The Engine Manufacturers Assn. has asked the U.S. Environmental Protection Agency for a 60-day extension in its final rulemaking on 2004 emissions regulations.

The EMA says the EPA's proposal, issued last month, violates a joint Statement of Principles signed in 1995 by the EPA, the California Air Resources Board and leading engine manufacturers. "EPA is undermining that agreement by making massive changes to the 2004 rule and demanding an insufficient response time," said Jed Mandel, EMA counsel.
The EPA issued its proposed rules in a hearing Nov. 2, with a 30-day public comments period to follow. The agency is scheduled to issue a final rule by the end of the year.
One of the provisions of the Statement of Principles called for the EPA to review the technical and economic feasibility of the 2004 standards in 1999. EMA says not only has the agency proposed numerous new and complex changes, but it also has proposed those changes at the very end of the intended window of opportunity for conducting the 1999 review. A timely review in 1999 was built into the Statement of Principles so that the engine manufacturers would have no less than four full model years of lead time.

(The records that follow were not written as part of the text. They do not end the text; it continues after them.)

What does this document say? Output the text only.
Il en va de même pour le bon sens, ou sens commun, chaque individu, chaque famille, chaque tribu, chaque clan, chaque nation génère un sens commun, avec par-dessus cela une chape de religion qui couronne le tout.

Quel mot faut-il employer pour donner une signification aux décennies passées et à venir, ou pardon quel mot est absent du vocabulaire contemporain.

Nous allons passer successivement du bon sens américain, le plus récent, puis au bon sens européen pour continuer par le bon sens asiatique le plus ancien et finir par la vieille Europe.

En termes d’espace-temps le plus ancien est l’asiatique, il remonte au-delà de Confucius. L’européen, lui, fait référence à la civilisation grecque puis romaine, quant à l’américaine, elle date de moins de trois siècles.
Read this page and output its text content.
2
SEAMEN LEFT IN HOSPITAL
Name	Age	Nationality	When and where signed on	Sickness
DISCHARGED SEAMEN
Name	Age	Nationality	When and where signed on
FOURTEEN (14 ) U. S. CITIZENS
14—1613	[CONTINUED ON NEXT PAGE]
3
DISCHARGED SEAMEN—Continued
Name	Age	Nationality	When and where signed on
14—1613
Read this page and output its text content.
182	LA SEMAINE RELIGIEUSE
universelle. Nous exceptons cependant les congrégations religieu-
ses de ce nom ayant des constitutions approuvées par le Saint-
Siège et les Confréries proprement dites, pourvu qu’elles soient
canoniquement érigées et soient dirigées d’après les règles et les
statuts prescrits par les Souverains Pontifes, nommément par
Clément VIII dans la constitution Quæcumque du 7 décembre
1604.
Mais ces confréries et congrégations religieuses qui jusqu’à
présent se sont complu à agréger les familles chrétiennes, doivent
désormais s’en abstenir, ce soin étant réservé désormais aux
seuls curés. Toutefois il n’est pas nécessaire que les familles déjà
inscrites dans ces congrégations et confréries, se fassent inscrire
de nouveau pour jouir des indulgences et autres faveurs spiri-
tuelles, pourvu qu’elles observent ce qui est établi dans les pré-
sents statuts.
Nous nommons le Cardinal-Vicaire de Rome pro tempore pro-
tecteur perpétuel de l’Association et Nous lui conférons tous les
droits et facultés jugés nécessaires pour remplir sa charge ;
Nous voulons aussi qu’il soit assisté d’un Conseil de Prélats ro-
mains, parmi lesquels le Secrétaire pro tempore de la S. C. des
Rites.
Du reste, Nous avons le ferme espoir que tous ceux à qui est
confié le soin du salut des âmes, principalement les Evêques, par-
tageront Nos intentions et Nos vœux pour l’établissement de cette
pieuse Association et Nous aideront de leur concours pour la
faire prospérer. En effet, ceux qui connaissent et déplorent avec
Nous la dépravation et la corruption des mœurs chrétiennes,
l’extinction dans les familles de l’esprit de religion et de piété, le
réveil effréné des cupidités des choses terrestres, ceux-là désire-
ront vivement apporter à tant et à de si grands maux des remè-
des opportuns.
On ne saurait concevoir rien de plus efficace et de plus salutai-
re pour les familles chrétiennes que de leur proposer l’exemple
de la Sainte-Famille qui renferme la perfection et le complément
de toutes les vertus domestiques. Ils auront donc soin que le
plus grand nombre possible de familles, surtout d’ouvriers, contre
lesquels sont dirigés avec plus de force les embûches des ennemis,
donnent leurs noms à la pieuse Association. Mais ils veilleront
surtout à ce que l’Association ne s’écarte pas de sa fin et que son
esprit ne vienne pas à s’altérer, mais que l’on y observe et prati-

While the EPA has not changed the numerical emissions standards, they have made those standards more stringent, said EMA Executive Director Glenn Keller. "They're proposing that the manufacturers should be required to meet these limits at all types of temperatures, humidities, load factors, and points of how these engines are operated," Keller told Newport editors. "We're concerned about the altitude at Denver vs. the lows of the plains and being able to meet all these stringent requirements, from a cold start in Minnesota to driving through the Mohave desert. What, and if, EPA does to check engine manufacturers on this they're not saying."
Manufacturers are especially concerned in light of the consent decree signed last year between major engine manufacturers and the federal government. That decree arose from EPA allegations that the engine manufacturers had designed engines to work differently at highway speeds than in the in-city driving simulated by emissions testing. It appears the EPA is trying to make sure that no such loopholes exist in future regulations.
In addition, the standards also require substantially improved fuel sulfur levels. EPA has proposed to reduce sulfur from gasoline, but it has yet to propose any reductions of sulfur levels in diesel fuel, according to the association.
"Engine manufacturers and others are investing multi millions of dollars in developing emission reduction technologies that have the potential to reduce emissions from conventional fueled engines to levels so low as to have been unthinkable in years past," Mandel said. "But, as EPA also knows, those technologies require the removal of sulfur from both diesel and gasoline."